Python中的多线程、包括协程，由于CPython的 GIL （Global interpreter Lock ，全局解释锁）问题，只能实现并发（Concurrency），不能实现并行（Parallelism）。因此，在并行计算场景，多进程是 Python 最简单的选择。

Python多进程概念

概念，就是 class 。了解概念，就会了解 class 之间的关系。

Process

与普通的多进程类似，Python多进程的核心概念是 Process （进程）。一个简单的进程使用示例如下：

from multiprocessing import Process

def f(name):
    print('hello', name)

if __name__ == '__main__':
    p0 = Process(target=f, args=('alice',))
    p1 = Process(target=f, args=('bob',))
    p0.start()
    p1.start()
    p0.join()
    p1.join()

进程使用三部曲：

创建 Process 。
start ，开始执行。
join ，等待执行完毕。

Pipe

Pipe 即管道，是Bash中最常见的跨进程通信手段。 echo hello | tee stdout.log ，中间的 | 就是管道，把前一个进程的stdout传递给下一个进程。

Pipe 创建时，返回两个 Connection ，前者负责 send 而后者负责 recv 。两个进程各执一端，就可以实现单向通信。

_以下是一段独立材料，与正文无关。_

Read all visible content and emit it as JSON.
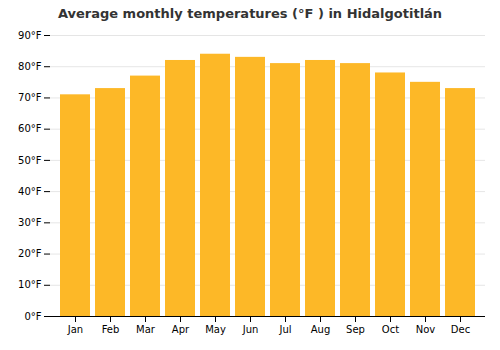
{
  "chart_data": {
    "type": "bar",
    "title": "Average monthly temperatures (°F ) in Hidalgotitlán",
    "categories": [
      "Jan",
      "Feb",
      "Mar",
      "Apr",
      "May",
      "Jun",
      "Jul",
      "Aug",
      "Sep",
      "Oct",
      "Nov",
      "Dec"
    ],
    "values": [
      71,
      73,
      77,
      82,
      84,
      83,
      81,
      82,
      81,
      78,
      75,
      73
    ],
    "color": "#FDB827",
    "ylim": [
      0,
      90
    ],
    "yticks": [
      {
        "value": 0,
        "label": "0°F"
      },
      {
        "value": 10,
        "label": "10°F"
      },
      {
        "value": 20,
        "label": "20°F"
      },
      {
        "value": 30,
        "label": "30°F"
      },
      {
        "value": 40,
        "label": "40°F"
      },
      {
        "value": 50,
        "label": "50°F"
      },
      {
        "value": 60,
        "label": "60°F"
      },
      {
        "value": 70,
        "label": "70°F"
      },
      {
        "value": 80,
        "label": "80°F"
      },
      {
        "value": 90,
        "label": "90°F"
      }
    ],
    "grid": true
  }
}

from multiprocessing import Process, Pipe

def f(conn):
    conn.send([42, None, 'hello'])
    conn.close()

if __name__ == '__main__':
    receiver, sender = Pipe()
    p = Process(target=f, args=(sender,))
    p.start()
    print(receiver.recv())   # prints "[42, None, 'hello']"
    p.join()

如果在创建 Pipe 时，指定 duplex=True ，比如 Pipe(True) ，两个 Connection 即可实现双向通信。默认 duplex=False 。

Queue

Queue 是一个基于标准模块 queue 、包装了 Pipe 的类。它不仅具有先进先出（FIFO）的特性，还能实现跨进程通信。

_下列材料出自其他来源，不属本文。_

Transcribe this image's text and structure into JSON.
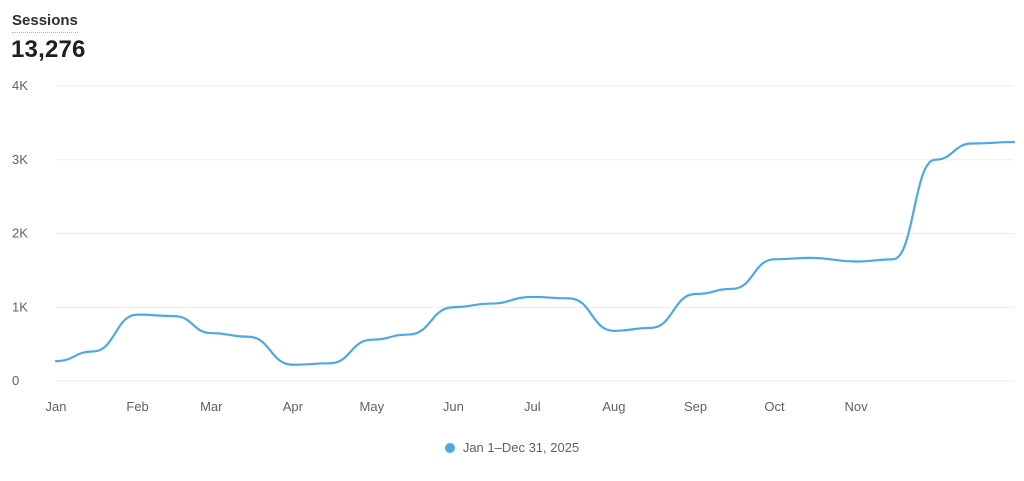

from multiprocessing import Process, Queue

def f(q):
    q.put([42, None, 'hello'])

if __name__ == '__main__':
    q = Queue()
    p = Process(target=f, args=(q,))
    p.start()
    print(q.get())    # prints "[42, None, 'hello']"
    p.join()

在实际使用中，除了少数简单场景外，都不会直接使用 Process 、 Pipe 、 Queue 来实现多进程。这种低层级（low level，无贬义）的API，可读性差，容易出错。常用的是高层级API——进程池。

Pool

由于 Process 创建、销毁有较大开销，并且并行数受机器CPU数量的限制，过多无益。一个 Pool （进程池）会统一创建并维持一定数量的 Process ，并行地执行Task。在所有Task执行完毕后，再统一地关闭 Process 。

这里Task（任务）的概念，并未被实现为一个 class ，而是一个 callable ，比如下面的 f 、 g 。

#!/usr/bin/env python3
# -*- coding:utf-8 -*-
from multiprocessing.pool import Pool


def f(x):
    return x * x


def g(x, y):
    return x**y


def main():
    with Pool(4) as pool:
        result = pool.map(f, [1, 2, 3, 4, 5])
        print(type(result))
        print(result)

    with Pool(4) as pool:
        result = pool.starmap(g, [(1, 3), (2, 4), (3, 5), (4, 6), (5, 7)])
        print(type(result))
        print(result)


if __name__ == '__main__':
    main()

以上代码保存为 multi.py 文件，执行结果如下：

$ python3 multi.py
<class 'list'>
[1, 4, 9, 16, 25]
<class 'list'>
[1, 16, 243, 4096, 78125]

map 的用法类似内置函数 map ，专门处理单个参数的 callable ；而 starmap 则是用来处理多个参数的 callable 。

此外，还有利用 Pool 执行单个Task的 apply 。除非Task本身就是一个个来的，否则使用 apply 的效率不高。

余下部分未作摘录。